Dr. Levine points out that there are THREE things on the menu: fight, flight and freeze. Many trauma-sufferers are frozen in “freeze,” never completely coming out of the unresolved trauma. This unresolved trauma might be an underlying factor in depression which is associated with chronic over-production of cortisol. Movement, particularly shaking, shivering, quaking, are ways to blow off the trauma. Dr. Levine says,
“Post-traumatic symptoms are, fundamentally, incomplete physiological responses suspended in fear. Reactions to life-threatening situations remain symptomatic until they are completed. Post-Traumatic stress is one example.”
In his TED talk below, Nobel Prize winner Daniel Kahneman says that what defines memories/stories are:
- emotionally significant moments
with endings being the most important factor in what constitutes memory. Happy endings typically yield happy memories, even if the event was difficult leading up to the happy ending. In “Waking the Tiger,” Dr. Levine’s therapy leverages this in his therapeutic practice which involves re-enacting the traumatic memory with the patient but changing the ending to a better outcome. You might notice in Dr. Kahneman’s TED talk about the difference between the left-brain “remembering self” and the right-brain “experiencing self.” This is the fundamental distinction made by Dr.

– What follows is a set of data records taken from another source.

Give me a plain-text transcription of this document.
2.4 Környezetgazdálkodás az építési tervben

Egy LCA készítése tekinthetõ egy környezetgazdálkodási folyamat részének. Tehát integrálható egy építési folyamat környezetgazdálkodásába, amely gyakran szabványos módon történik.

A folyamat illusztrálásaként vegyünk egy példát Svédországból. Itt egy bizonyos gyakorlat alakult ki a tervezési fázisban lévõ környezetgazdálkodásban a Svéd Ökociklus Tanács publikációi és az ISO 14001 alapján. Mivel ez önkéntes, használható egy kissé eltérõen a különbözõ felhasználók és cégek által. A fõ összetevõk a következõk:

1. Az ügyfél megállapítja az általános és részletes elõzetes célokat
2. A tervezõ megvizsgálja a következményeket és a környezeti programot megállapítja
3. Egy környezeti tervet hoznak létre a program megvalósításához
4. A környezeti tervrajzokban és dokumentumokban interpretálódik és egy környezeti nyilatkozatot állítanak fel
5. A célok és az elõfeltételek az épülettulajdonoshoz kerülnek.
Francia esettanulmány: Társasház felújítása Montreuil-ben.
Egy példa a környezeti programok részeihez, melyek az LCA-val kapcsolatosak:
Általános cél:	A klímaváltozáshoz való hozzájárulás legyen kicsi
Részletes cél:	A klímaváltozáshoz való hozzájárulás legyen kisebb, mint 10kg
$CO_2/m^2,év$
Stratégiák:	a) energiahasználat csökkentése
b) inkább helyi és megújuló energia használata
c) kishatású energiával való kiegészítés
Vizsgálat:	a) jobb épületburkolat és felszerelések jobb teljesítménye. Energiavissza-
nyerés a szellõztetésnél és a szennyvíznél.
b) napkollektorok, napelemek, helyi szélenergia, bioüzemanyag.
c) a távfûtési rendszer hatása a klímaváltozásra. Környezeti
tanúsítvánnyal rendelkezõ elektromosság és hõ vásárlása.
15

Jill Bolte Taylor’s in her “Stroke of Insight.”
This 2011 book is a quick read and a timely update to PTSD recovery research. Dr. Lawlis describes PTSD well, and with great sympathy he outlines his strategy to recovery. Not surprisingly, it parallels Dr. Jill Bolte Taylor’s path to recovery from the traumatic brain injury of her stroke.
- Surround yourself with loving people who cheer your every positive step toward healing
- Get LOTS of sleep
- Get clean physically. Fresh food, clean water, no toxins. De-tox if necessary (directions included)
- Get clean mentally. Interrupt rumination. Learn to choose positive thoughts.
- Actively learn how to cope with terrifying memories. (Dr. Lawlis has a “machine”)
- and healthy goals
Dr. Lawlis is a fan of supplements, blue lights and his auditory invention (BAUDenergetics.com) that uses sound waves to break the fear cycle. I’m not sure about the machines, but I think he is right about how to heal a damaged brain.